The other members of the Panthers secondary are delighted to have Greenwood on their side, though free safety John Arnaud, who was a high jumper at Iowa State (7'2¾"), has one minor complaint. "On our two-deep zone, sometimes I'll jump for a ball down the middle and so will Greenie, and we'll hit in midair," he says. "The guy's so big that it's scary. So now if I see him coming, I have to think about backing off. I can imagine how receivers must feel."
Molly Greenwood, who was born the week the Michigan Panthers opened their 1983 training camp, stands giggling in front of her father, who's seated in the den of the family's Bloomfield Hills duplex. David's wife, Julie, stands beside Molly. Julie, 23, and David, 24, were sweethearts back in Park Falls and got married before Greenwood's senior year at Wisconsin.
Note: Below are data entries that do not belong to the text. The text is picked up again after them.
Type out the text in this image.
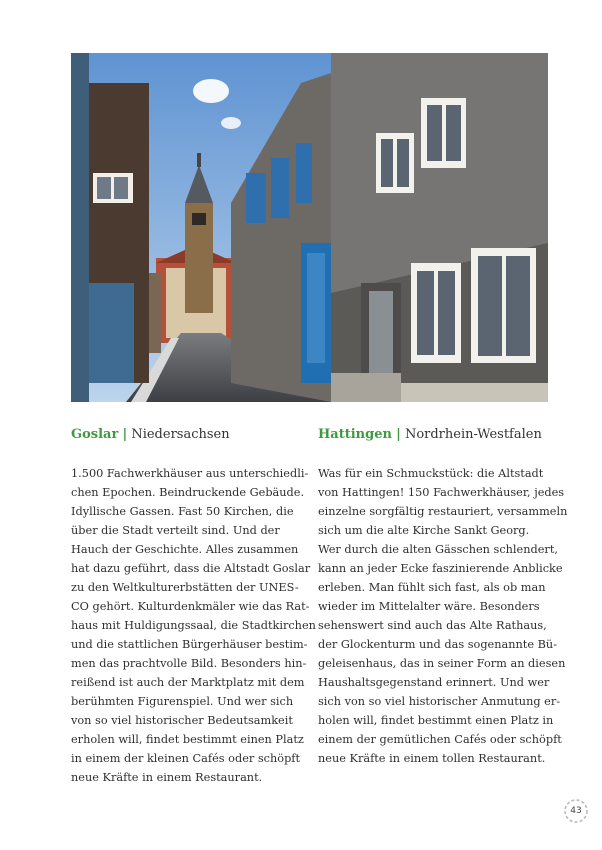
Goslar | Niedersachsen

1.500 Fachwerkhäuser aus unterschiedli-

chen Epochen. Beindruckende Gebäude.

Idyllische Gassen. Fast 50 Kirchen, die

über die Stadt verteilt sind. Und der

Hauch der Geschichte. Alles zusammen

hat dazu geführt, dass die Altstadt Goslar

zu den Weltkulturerbstätten der UNES-

CO gehört. Kulturdenkmäler wie das Rat-

haus mit Huldigungssaal, die Stadtkirchen

und die stattlichen Bürgerhäuser bestim-

men das prachtvolle Bild. Besonders hin-

reißend ist auch der Marktplatz mit dem

berühmten Figurenspiel. Und wer sich

von so viel historischer Bedeutsamkeit

erholen will, findet bestimmt einen Platz

in einem der kleinen Cafés oder schöpft

neue Kräfte in einem Restaurant.

Hattingen | Nordrhein-Westfalen

Was für ein Schmuckstück: die Altstadt

von Hattingen! 150 Fachwerkhäuser, jedes

einzelne sorgfältig restauriert, versammeln

sich um die alte Kirche Sankt Georg.

Wer durch die alten Gässchen schlendert,

kann an jeder Ecke faszinierende Anblicke

erleben. Man fühlt sich fast, als ob man

wieder im Mittelalter wäre. Besonders

sehenswert sind auch das Alte Rathaus,

der Glockenturm und das sogenannte Bü-

geleisenhaus, das in seiner Form an diesen

Haushaltsgegenstand erinnert. Und wer

sich von so viel historischer Anmutung er-

holen will, findet bestimmt einen Platz in

einem der gemütlichen Cafés oder schöpft

neue Kräfte in einem tollen Restaurant.

43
"Touchdown, Molly!" yells Julie. And the 14-month-old girl throws both arms in the air.
"Gimme five, Molly" says David, and she pats his outstretched palm.
"High five!" says David, and she raises one hand and slaps skin.
The Greenwoods are a happy football family at a charmed time. The large, sunny condo lacks furniture in a couple of rooms, but nobody seems to mind. Just having all that space is a novelty. Julie was one of four children; David was the eighth of Perry and Laura Greenwood's 11; and roominess wasn't something they grew up with. David, whose father drove a fuel truck for years and now does maintenance work at the Park Falls cemetery, shared three bedrooms and a hallway with his five brothers, while his five sisters slept in one large room. "We always had food on the table, and I always had clothes," David says. "But, yeah, it was sort of crowded."
The liberating effect of space overwhelmed Greenwood one night after a recent Panther home game. "I woke up to these crashes," says Julie, "and I went upstairs, and there were David and his uncle hitting golf balls across the empty living room. Real golf balls."
Everything happened fast for the Greenwoods—from the January 1983 signing ($800,000 for four years) to Molly's birth, to the move to suburban Detroit, to their entrance into a new economic stratum—and they're still sorting things out.
"One day you're poor and in college, and the next day you have $100,000 in your account, and the day after that somebody says you owe $50,000 in taxes," says Julie. "You have to make important decisions fast, and you're always thinking about the future. It's nice, but it's not the glamorous life everybody thinks it is. As David says, we're just average, middle-class people living in the 50 percent tax bracket."